We’ve seen them almost everywhere.
Those self-help books that help us gain knowledge, master a certain skill or field of endeavour.
You name it, and there has probably been a ‘Dummies’ book written about something you were interested in or wanted to be better at.
Divorce for Dummies, P.C.’s for Dummies, Marketing for Dummies – even Politics for Dummies (and there are definitely some people in that field who should read it).
I’ve often thought about writing a Real Estate for Dummies book but that may have already been done. Maybe my 8 Insider Secrets/ Myths of Real Estate eBook might count.
Anyway, I thought I might dive a little deeper and concentrate on one important facet of Real Estate, that owners who are selling their own home ignore or get just plain wrong.
Conducting open homes.
Instead of writing a whole ‘Dummies’ book here and now. I’ll give you a few of the most important Do’s and Don’ts that owners undertaking private house sales continue to ignore.
Don’t: Believe that you will get nosey neighbours as your main attendees. This is an old wife’s tale. In my experience (about 7,000ish open homes) around 1 in 10 might be a neighbour, and generally they were there to see the cut of my jib because they were thinking of selling.
Do: This might sound like, “yeah, as if someone would do that…” but… YOU MUST display your address on all marketing sources when you want to run an open home.
There is a bit of a trend, at the moment, where some owners selling their houses are choosing not to display their address (straight from the ‘How to p*ss off a buyer’ handbook). However, there are cases where ‘secretive’ seller actually advertise an Open Home – but potential buyers don’t know where to turn up to!
Display your bloody address! You can then avoid having to wonder, “Why didn’t anyone turn up?”
Don’t: Not be there! If you set a time and advertise an open home, the least you can do is be there to greet potential buyers. Always be there and ready 10-15 minutes before the scheduled start time.

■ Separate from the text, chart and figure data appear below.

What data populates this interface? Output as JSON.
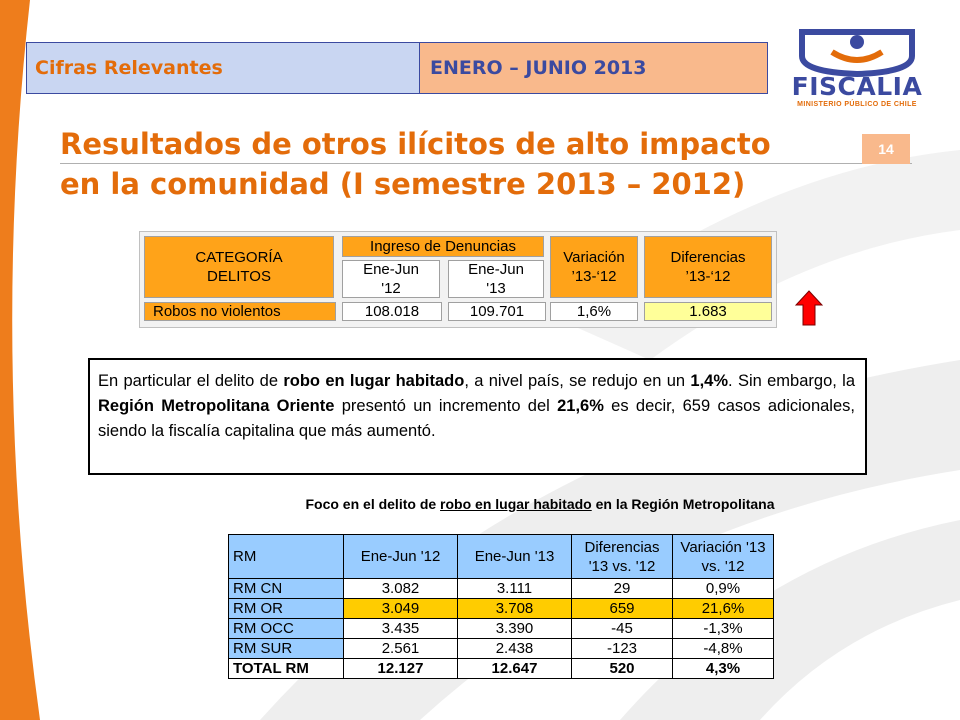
{
  "header": {
    "left_label": "Cifras Relevantes",
    "right_label": "ENERO – JUNIO 2013"
  },
  "logo": {
    "name": "FISCALIA",
    "subtitle": "MINISTERIO PÚBLICO DE CHILE"
  },
  "page_number": "14",
  "title": {
    "line1": "Resultados de otros ilícitos de alto impacto",
    "line2": "en la comunidad (I semestre 2013 – 2012)"
  },
  "summary_table": {
    "category_header": "CATEGORÍA DELITOS",
    "ingreso_header": "Ingreso de Denuncias",
    "col_2012": "Ene-Jun '12",
    "col_2013": "Ene-Jun '13",
    "variation_header": "Variación ’13-‘12",
    "difference_header": "Diferencias ’13-‘12",
    "row": {
      "category": "Robos no violentos",
      "v2012": "108.018",
      "v2013": "109.701",
      "variation": "1,6%",
      "difference": "1.683"
    }
  },
  "indicator": {
    "icon": "up-arrow-icon",
    "color": "#ff0000"
  },
  "paragraph": {
    "p1": "En particular el delito de ",
    "b1": "robo en lugar habitado",
    "p2": ", a nivel país, se redujo en un ",
    "b2": "1,4%",
    "p3": ". Sin embargo, la ",
    "b3": "Región Metropolitana Oriente",
    "p4": " presentó un incremento del ",
    "b4": "21,6%",
    "p5": " es decir, 659 casos adicionales, siendo la fiscalía capitalina que más aumentó."
  },
  "caption": {
    "pre": "Foco en el delito de ",
    "underlined": "robo en lugar habitado",
    "post": " en la Región Metropolitana"
  },
  "rm_table": {
    "headers": [
      "RM",
      "Ene-Jun '12",
      "Ene-Jun '13",
      "Diferencias '13 vs. '12",
      "Variación '13 vs. '12"
    ],
    "rows": [
      [
        "RM CN",
        "3.082",
        "3.111",
        "29",
        "0,9%"
      ],
      [
        "RM OR",
        "3.049",
        "3.708",
        "659",
        "21,6%"
      ],
      [
        "RM OCC",
        "3.435",
        "3.390",
        "-45",
        "-1,3%"
      ],
      [
        "RM SUR",
        "2.561",
        "2.438",
        "-123",
        "-4,8%"
      ],
      [
        "TOTAL RM",
        "12.127",
        "12.647",
        "520",
        "4,3%"
      ]
    ]
  },
  "colors": {
    "accent_orange": "#e36c0a",
    "brand_blue": "#3b4aa0",
    "table_orange": "#ffa319",
    "highlight_yellow": "#ffcc00",
    "header_blue": "#99ccff"
  }
}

Do: Get name, rank and serial number from every viewer who comes to your door at an open home. If it appears a group is looking together, ask who is the person interested in buying the property and get their details. No-one walks in without at least supplying their name and a contact number.
Don’t: Follow buyers around like a love-sick puppy. Let them look without distraction or pressure, and watch their body language etc. Sure, keep an eye on them and be at a reasonable distance in case they have any specific questions. Let them know you are there to help, but don’t bug them by waffling on.

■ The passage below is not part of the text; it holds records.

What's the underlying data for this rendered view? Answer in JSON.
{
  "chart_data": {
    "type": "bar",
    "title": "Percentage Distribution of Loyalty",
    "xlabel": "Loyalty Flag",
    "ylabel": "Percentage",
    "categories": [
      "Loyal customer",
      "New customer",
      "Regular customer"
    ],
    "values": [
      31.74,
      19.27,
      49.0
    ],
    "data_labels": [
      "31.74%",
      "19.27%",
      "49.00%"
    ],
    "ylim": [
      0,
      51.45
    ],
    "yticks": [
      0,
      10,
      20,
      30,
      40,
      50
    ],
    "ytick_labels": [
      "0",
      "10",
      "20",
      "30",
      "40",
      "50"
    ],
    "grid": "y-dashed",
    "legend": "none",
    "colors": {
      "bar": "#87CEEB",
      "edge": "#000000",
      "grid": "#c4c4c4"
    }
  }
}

Do: Ask them “what do you think?” as they are winding up or leaving. If there are multiple groups, call them later that day, or next, and ask that question; then follow up with, “I need your help. What do you think it will sell for?” That’s THE most important feedback you need to hear.
Basically, don’t be afraid to run open homes and conduct them with confidence. They are an important piece of your marketing armoury and can be a great indicator of whether, or not, you are offering an attractive proposition to property buyers.